Beijing is known for having notoriously bad air -- its reputation was sealed back in January when the air quality index jumped to 755.
But it seems Shanghai is fast catching up.
Today the Pearl of the Orient had readings over 500 AQI, forcing many residents inside or if they had to go out, to don face masks.
The weather was so bad today that hundreds of flights were either delayed or cancelled, as smog levels were 23 to 31 times the levels recommended by international health officials.
It's particularly embarrassing as the city is trying to set up its free trade zone to attract foreign investment, but so far most of the companies settling in the zone are domestic.
Perhaps more frightening is that the local environmental authorities have decided to adjust its air pollution standards to reduce the number of alerts, saying there would be many of them through the winter.

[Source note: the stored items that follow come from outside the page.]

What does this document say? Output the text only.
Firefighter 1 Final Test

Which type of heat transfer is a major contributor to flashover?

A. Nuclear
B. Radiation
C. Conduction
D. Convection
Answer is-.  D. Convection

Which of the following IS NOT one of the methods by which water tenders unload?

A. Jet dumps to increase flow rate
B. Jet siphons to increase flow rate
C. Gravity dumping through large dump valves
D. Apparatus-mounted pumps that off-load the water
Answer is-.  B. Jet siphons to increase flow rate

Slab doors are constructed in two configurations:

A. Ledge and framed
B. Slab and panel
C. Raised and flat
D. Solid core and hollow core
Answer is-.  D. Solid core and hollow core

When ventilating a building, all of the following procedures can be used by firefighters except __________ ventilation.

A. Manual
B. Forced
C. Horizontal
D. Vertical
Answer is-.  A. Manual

There will now only be alerts when the concentration of PM2.5 -- particulate matter smaller than 2.5 microns in diameter that can be found deep in human lungs -- falls below 115 micrograms per cubic metre. Previously it was 75 micrograms per cubic metre.
Shanghai's Environmental Protection Bureau said haze is common this time of year as the warm air in higher altitudes trap the cold air in winter, making it harder for pollutants to be dispersed. In addition, the cold air meant more energy was being used to keep warm, resulting in more pollution into the air.
It's shocking but perhaps not surprising that Shanghai would end up being in a smoggy haze at record pollution levels.
We should bear in mind it was only a year ago that the government decided to be more transparent about air quality, but not much has been done about it across the country. While we applaud having a bit more transparency, it's not really dealing with the issue.
Since President Xi Jinping is pushing through economic reforms at the moment, could he perhaps throw in measures to tackle air pollution earnestly? People's lives are at stake -- which affects the country's productivity -- so if the government wants higher productivity, surely it needs to ensure cleaner air for its citizens?